Cervidés, antilopes et bisons deviennent familiers. Les enfants ne les regardent même plus. Ils n’ont qu’une obsession : qu’enfin cette rencontre promise se réalise.

En attendant, montagnes encore enneigées en cette fin de mois de mai et lacs gelés ravissent notre regard.

Malheureusement, notre dernière journée dans le parc se termine et nous devons donc nous faire une raison. La rencontre que nous attendions n’aura pas lieu. Tout le monde est déçu.

Soudain, un attroupement sur la route nous invite à nous arrêter. Alors que nous n’y croyions plus, dans la pente, juste à notre droite, sur un tronc d’arbre couché, il est là.

Chanceux que nous sommes, une place de stationnement aux dimensions de notre camping-car nous attend un peu plus loin. Nous voici courant vers la foule avant qu’il ne disparaisse. Ce serait bien notre veine ! Dix mois à l’attendre, à l’espérer dans la plupart des parcs nationaux traversés et, aujourd’hui, dernier jour où nous nous trouvons dans un espace où il vit, il pourrait s’éclipser sans qu’on ait le loisir de l’observer ? Mais il est là, il nous attend, l’ours noir.

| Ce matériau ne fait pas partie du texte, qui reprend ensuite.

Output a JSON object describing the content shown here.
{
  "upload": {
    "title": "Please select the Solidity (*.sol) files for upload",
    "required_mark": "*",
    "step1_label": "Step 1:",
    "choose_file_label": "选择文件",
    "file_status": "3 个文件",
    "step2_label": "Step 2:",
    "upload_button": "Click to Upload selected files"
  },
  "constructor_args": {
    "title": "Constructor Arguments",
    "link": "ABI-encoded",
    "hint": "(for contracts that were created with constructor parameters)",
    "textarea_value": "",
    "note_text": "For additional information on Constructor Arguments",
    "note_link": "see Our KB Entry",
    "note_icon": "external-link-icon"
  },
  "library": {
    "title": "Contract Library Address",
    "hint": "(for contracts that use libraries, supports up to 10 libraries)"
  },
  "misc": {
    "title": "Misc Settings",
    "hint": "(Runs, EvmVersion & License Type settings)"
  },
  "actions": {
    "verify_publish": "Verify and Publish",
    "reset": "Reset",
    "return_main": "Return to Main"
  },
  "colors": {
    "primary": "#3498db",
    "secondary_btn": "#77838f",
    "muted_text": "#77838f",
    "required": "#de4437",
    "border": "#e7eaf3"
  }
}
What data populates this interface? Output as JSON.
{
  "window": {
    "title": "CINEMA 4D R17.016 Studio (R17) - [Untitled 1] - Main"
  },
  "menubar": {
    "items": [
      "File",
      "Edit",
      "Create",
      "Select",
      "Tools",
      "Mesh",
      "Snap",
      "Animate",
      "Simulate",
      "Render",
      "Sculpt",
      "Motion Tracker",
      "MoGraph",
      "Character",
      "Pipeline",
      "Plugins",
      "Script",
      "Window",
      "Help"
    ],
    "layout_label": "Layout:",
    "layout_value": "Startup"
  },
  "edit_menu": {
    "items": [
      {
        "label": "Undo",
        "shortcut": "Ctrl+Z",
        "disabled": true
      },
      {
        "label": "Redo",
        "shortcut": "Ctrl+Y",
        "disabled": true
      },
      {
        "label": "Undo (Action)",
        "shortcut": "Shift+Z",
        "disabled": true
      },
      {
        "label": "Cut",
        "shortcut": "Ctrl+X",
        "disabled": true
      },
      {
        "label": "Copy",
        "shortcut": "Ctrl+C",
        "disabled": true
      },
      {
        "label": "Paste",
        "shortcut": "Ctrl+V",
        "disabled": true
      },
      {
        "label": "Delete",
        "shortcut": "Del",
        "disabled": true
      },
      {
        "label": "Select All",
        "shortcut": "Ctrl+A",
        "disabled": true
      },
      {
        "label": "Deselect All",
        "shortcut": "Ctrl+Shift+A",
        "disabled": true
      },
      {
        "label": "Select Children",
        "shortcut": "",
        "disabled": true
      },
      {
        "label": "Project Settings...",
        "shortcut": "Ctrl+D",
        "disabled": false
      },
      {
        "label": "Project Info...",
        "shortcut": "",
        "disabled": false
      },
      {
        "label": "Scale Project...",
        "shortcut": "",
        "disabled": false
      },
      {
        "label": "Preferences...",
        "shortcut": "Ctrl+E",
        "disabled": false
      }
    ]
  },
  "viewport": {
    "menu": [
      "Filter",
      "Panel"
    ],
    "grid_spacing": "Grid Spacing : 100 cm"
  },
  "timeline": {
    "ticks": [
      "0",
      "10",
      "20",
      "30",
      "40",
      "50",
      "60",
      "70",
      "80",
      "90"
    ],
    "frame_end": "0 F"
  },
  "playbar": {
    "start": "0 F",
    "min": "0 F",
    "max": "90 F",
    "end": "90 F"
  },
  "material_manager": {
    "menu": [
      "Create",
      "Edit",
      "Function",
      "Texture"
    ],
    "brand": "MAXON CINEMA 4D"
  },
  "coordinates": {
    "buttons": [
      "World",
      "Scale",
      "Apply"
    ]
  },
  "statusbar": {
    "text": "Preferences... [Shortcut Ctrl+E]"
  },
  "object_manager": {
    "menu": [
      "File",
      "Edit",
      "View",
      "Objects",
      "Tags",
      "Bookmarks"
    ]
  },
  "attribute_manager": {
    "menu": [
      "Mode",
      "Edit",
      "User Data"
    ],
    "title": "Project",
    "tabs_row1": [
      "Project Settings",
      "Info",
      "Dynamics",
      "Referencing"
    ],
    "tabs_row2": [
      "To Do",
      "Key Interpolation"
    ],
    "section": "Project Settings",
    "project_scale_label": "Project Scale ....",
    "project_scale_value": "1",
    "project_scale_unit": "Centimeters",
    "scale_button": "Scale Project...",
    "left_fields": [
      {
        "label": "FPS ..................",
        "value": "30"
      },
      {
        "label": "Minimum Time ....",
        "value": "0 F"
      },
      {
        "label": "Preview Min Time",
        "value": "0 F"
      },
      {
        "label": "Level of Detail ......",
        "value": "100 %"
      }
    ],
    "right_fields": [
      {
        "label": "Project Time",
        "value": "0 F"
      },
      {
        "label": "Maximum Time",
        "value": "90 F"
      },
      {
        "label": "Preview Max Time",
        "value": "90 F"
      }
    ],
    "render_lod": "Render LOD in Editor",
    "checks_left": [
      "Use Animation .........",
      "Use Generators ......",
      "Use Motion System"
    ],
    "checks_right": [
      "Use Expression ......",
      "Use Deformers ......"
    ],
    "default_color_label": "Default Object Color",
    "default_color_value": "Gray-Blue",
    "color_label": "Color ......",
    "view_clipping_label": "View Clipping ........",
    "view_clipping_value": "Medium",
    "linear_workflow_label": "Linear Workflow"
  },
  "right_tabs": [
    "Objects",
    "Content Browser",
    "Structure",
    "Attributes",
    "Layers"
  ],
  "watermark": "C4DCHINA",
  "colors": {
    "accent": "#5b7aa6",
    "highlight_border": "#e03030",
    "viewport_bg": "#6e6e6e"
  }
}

Un adolescent seul, tantôt fatigué, tantôt joueur, nargue nos appareils photos à une cinquantaine de mètres de nous.

Et un peu plus loin, rencontre inespérée avec une femelle adulte gourmande et son intrépide ourson.

Moment magique. On ne l’attendait plus. Il s’est offert à nous.

Rencontre inoubliable avec l’ours noir.

Souvenirs d’un joyau de la nature gravés pour l’éternité dans nos mémoires.